Notes Regarding the Nanny.
While I’m working on this week’s column my nanny is in the other room giggling with my babies. I never thought I’d ever, in a million zillion years, have a nanny. The whole “having a nanny” thing is completely out of my comfort zone and although it’s going on ten-months that we’ve had Liz and I should be used to it by now, the weight of it still catches me by surprise.
The other day I was at Western Bagel grabbing breakfast with my friend Diana when we ran into a mutual friend I hadn’t seen in awhile.
“Hey, where are your twins?” she asked, innocently. It actually took me a second to realize that, yes, I have twins, and no, they weren’t with me while I was enjoying my poppy seed bagel with reduced fat cream cheese and a perfectly ripe slice of tomato.
“Uh, they re with the…well, you know, the woman who watches them for me when I write.” I wiped my mouth trying to get at the huge gob of cream cheese perched there, giving away my slovenly ways.
When I write? Who the hell was I kidding? If I’m honest, the actual writing part takes up about three or four hours of the day (on a productive one). The rest is filled with playing Jumble on Facebook (just to get in a creative mode), checking my email incessantly, feeling guilty for never going to the gym anymore, pacing, calling my agent to leave a message with her assistant asking why she never calls me back, thinking about how hard it is to write, reading the Circuit City circular and then giving up and going to pick my daughter up from preschool.
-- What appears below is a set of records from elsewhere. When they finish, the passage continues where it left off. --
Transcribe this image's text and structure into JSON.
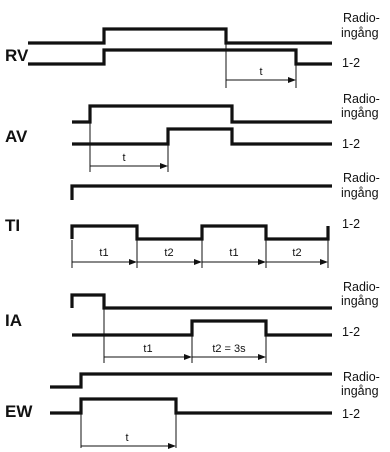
{
  "labels": {
    "radio_line1": "Radio-",
    "radio_line2": "ingång",
    "output": "1-2"
  },
  "modes": [
    {
      "name": "RV",
      "durations": [
        "t"
      ]
    },
    {
      "name": "AV",
      "durations": [
        "t"
      ]
    },
    {
      "name": "TI",
      "durations": [
        "t1",
        "t2",
        "t1",
        "t2"
      ]
    },
    {
      "name": "IA",
      "durations": [
        "t1",
        "t2 = 3s"
      ]
    },
    {
      "name": "EW",
      "durations": [
        "t"
      ]
    }
  ]
}
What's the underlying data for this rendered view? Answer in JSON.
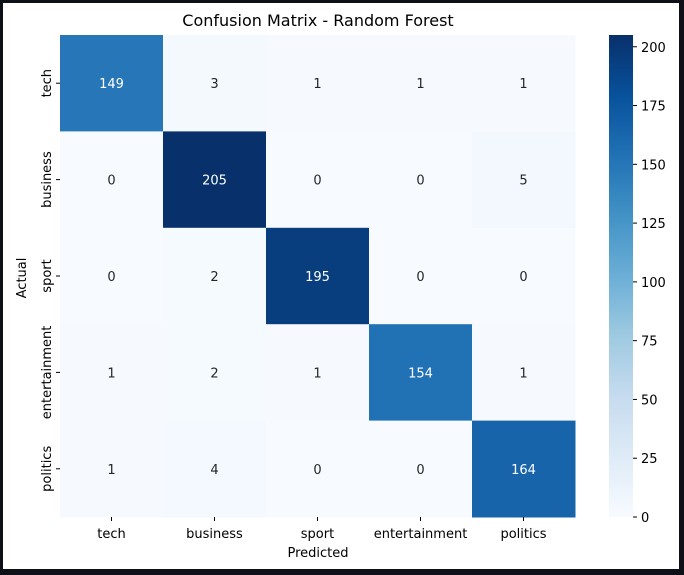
{
  "chart_data": {
    "type": "heatmap",
    "title": "Confusion Matrix - Random Forest",
    "xlabel": "Predicted",
    "ylabel": "Actual",
    "x_categories": [
      "tech",
      "business",
      "sport",
      "entertainment",
      "politics"
    ],
    "y_categories": [
      "tech",
      "business",
      "sport",
      "entertainment",
      "politics"
    ],
    "values": [
      [
        149,
        3,
        1,
        1,
        1
      ],
      [
        0,
        205,
        0,
        0,
        5
      ],
      [
        0,
        2,
        195,
        0,
        0
      ],
      [
        1,
        2,
        1,
        154,
        1
      ],
      [
        1,
        4,
        0,
        0,
        164
      ]
    ],
    "colormap": "Blues",
    "colorbar": {
      "min": 0,
      "max": 205,
      "ticks": [
        0,
        25,
        50,
        75,
        100,
        125,
        150,
        175,
        200
      ]
    },
    "annotation_color_light": "#ffffff",
    "annotation_color_dark": "#262626"
  }
}
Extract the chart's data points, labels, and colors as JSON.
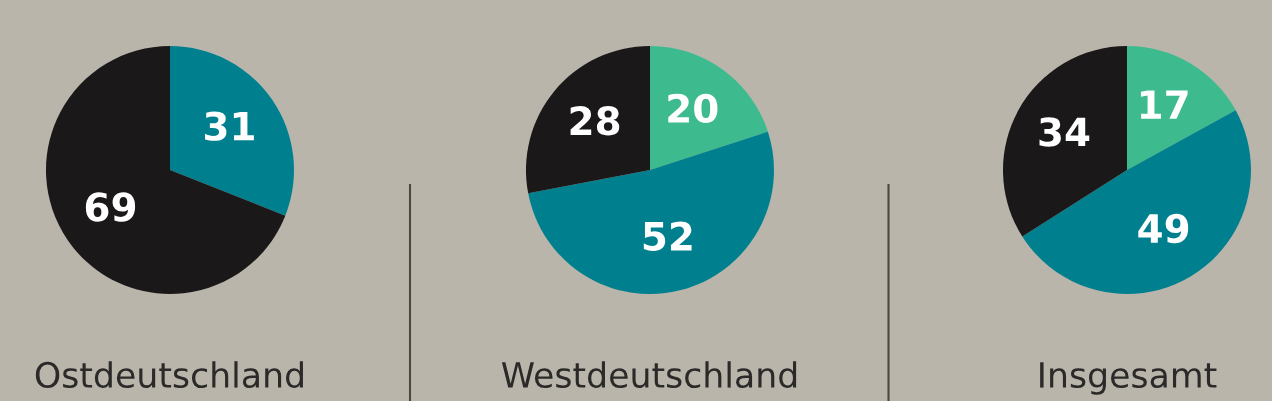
{
  "chart_data": [
    {
      "type": "pie",
      "title": "Ostdeutschland",
      "categories": [
        null,
        null
      ],
      "values": [
        31,
        69
      ],
      "colors": [
        "#00808e",
        "#1b1819"
      ],
      "data_labels": true
    },
    {
      "type": "pie",
      "title": "Westdeutschland",
      "categories": [
        null,
        null,
        null
      ],
      "values": [
        20,
        52,
        28
      ],
      "colors": [
        "#3dba8e",
        "#00808e",
        "#1b1819"
      ],
      "data_labels": true
    },
    {
      "type": "pie",
      "title": "Insgesamt",
      "categories": [
        null,
        null,
        null
      ],
      "values": [
        17,
        49,
        34
      ],
      "colors": [
        "#3dba8e",
        "#00808e",
        "#1b1819"
      ],
      "data_labels": true
    }
  ]
}
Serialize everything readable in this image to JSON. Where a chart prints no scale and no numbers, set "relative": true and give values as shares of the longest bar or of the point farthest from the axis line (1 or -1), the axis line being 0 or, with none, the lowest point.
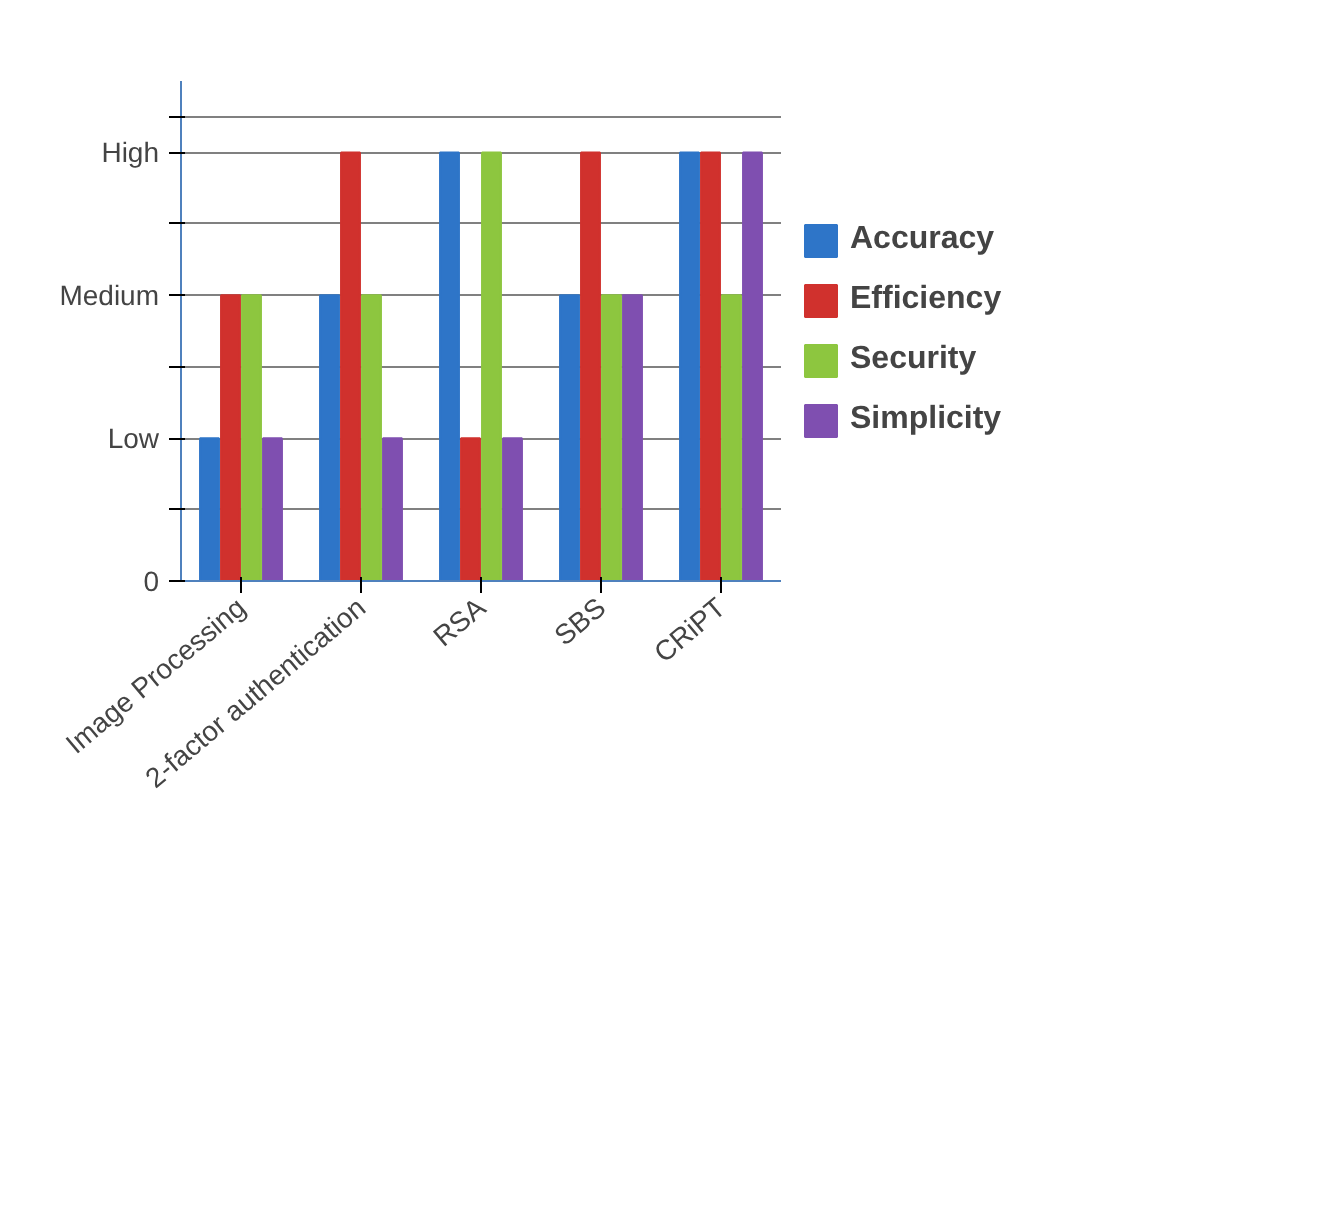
{
  "chart_data": {
    "type": "bar",
    "categories": [
      "Image Processing",
      "2-factor authentication",
      "RSA",
      "SBS",
      "CRiPT"
    ],
    "series": [
      {
        "name": "Accuracy",
        "color": "#2e75c8",
        "values": [
          0.333,
          0.667,
          1,
          0.667,
          1
        ]
      },
      {
        "name": "Efficiency",
        "color": "#d0312d",
        "values": [
          0.667,
          1,
          0.333,
          1,
          1
        ]
      },
      {
        "name": "Security",
        "color": "#8dc63f",
        "values": [
          0.667,
          0.667,
          1,
          0.667,
          0.667
        ]
      },
      {
        "name": "Simplicity",
        "color": "#7f4fb0",
        "values": [
          0.333,
          0.333,
          0.333,
          0.667,
          1
        ]
      }
    ],
    "relative": true,
    "annotations": [
      "0",
      "Low",
      "Medium",
      "High"
    ],
    "grid": "y",
    "legend": "right"
  }
}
Liz is with my baby girls nine hours a day. And she’s not going anywhere even after my book is has long since been turned in. I couldn’t survive without her and I have to accept that.
Needing help has always been a tough pill for me to swallow. I like to think of myself as a “do it yourselfer,” a woman capable of working, paying her bills, even rewiring a stereo if I had to. But when my first daughter was born and I’d spent the first couple of months attending to her 24/7, I knew I was way out of my league. I was resistant at first but I finally broke down and hired someone to help me a couple hours a week. But when I found out I was having twins, I immediately knew I’d need someone fulltime. Trust me, it's not because we have too much money and need someone to help take a lot of it off of our hands every week. "I mean, gosh, where should we store all this extra cash? It's such a nuisance." It's simply and pathetically a matter of sanity. I’m not meant to be with three kids all day every day.
There are drawbacks to sharing my life and children with someone who isn’t my husband. I can’t help but worry about what she’s thinking. Is she in the other room having thoughts like “Would it kill Stefanie to clean a bathroom?” or “I can’t believe this family keeps so much beer in the house but they’re out of baby wipes” or “What kind of person TiVo's the Janet Dickenson Modeling Agency” and if I’m feeling particularly insecure I might imagine her thinking, “These babies think I’m their mama! And I love it!”